# [installation]configurer l'accès internet (résolu)

## Kevin57

Bonsoir,

J'ai un souci pour installer gentoo amd64 sur mon nouvel ordinateur : je n'arrive pas à me connecter à internet.

Ma carte ethernet est une realtek RTL8111/8168B. Au chargement du liveDVD (le plus récent trouvé sur le site officiel de gentoo), le driver r8169 se charge automatiquement, ifconfig reconnait l'interface, mais pas moyen de me connecter. L'outil net-setup eth0 ne renvoie pas d'erreur, dhcpcd renvoie un time out. J'ai essayé avec wicd-curses, il me dit "unknown chipset".

J'ai trouvé un driver sur internet, mais je ne parviens pas à le compiler, l'erreur retournée est que le FS est en read-only. 

J'ai contourné en mettant l'instantané et le stage3 sur une clé usb en pensant qu'ensuite, je pourrais compiler le driver en chrootant dans l'environnement, mais ça ne marche pas non plus car le dossier /lib/modules n'existe pas.

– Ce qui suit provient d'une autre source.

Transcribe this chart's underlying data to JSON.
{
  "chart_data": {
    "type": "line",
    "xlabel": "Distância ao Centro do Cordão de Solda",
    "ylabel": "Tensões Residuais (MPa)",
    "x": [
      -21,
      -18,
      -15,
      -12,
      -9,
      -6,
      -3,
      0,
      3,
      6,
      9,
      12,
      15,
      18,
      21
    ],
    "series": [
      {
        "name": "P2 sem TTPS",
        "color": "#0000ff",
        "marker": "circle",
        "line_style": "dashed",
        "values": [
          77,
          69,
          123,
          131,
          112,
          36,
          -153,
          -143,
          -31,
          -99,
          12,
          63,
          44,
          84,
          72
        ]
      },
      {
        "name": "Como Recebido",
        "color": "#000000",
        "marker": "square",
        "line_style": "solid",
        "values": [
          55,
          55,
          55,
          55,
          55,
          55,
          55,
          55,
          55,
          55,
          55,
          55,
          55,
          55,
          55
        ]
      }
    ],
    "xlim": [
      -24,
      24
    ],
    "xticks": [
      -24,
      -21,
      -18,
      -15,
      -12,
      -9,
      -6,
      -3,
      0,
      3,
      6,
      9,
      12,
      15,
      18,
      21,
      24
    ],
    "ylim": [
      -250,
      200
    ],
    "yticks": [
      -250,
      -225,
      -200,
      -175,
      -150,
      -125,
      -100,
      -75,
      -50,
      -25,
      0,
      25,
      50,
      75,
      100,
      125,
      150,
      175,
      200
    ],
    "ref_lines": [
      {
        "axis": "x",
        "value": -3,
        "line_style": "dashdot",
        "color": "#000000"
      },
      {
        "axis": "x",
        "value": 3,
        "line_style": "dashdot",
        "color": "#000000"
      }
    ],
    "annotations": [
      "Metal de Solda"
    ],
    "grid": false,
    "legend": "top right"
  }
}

Donc là j'en suis à l'étape où je dois mettre à jour portage et installer les sources, mais sans internet je ne sais pas comment faire. Je me tourne donc vers vous dans l'espoir que vous saurez mieux que moi. Merci d'avance pour votre aide précieuse, ça fait des heures que je tourne en rond...

Kevin57

----------

## man in the hill

Salut

Tu peux installer une gentoo avec n'importe quel livecd (avec la bonne arch bien sur) mais je te conseillerais sytemrescue basé sur gentoo avec des noyaux très récent. C'est un seul livecd ou tu peux lancer un noyau 32bit par default ou un 64bit (rescue64)

----------

## Kevin57

Merci, mais le problème c'est que je n'ai aucun graveur sous la main... J'ai essayé de mettre systemrescue sur une clé usb mais je n'y arrive pas. Cependant, j'ai essayé avec une ancienne version de systemrescue (d'il y a un an je pense) et ça ne marche pas mieux pour internet...

Edit : mea culpa, je m'y étais mal pris. J'avais oublié de sélectionner "Amorçable" dans cfdisk pour que systemrescue soit amorçable depuis la clé usb. C'est corrigé, et j'ai internet donc je peux poursuivre l'installation! Merci!

----------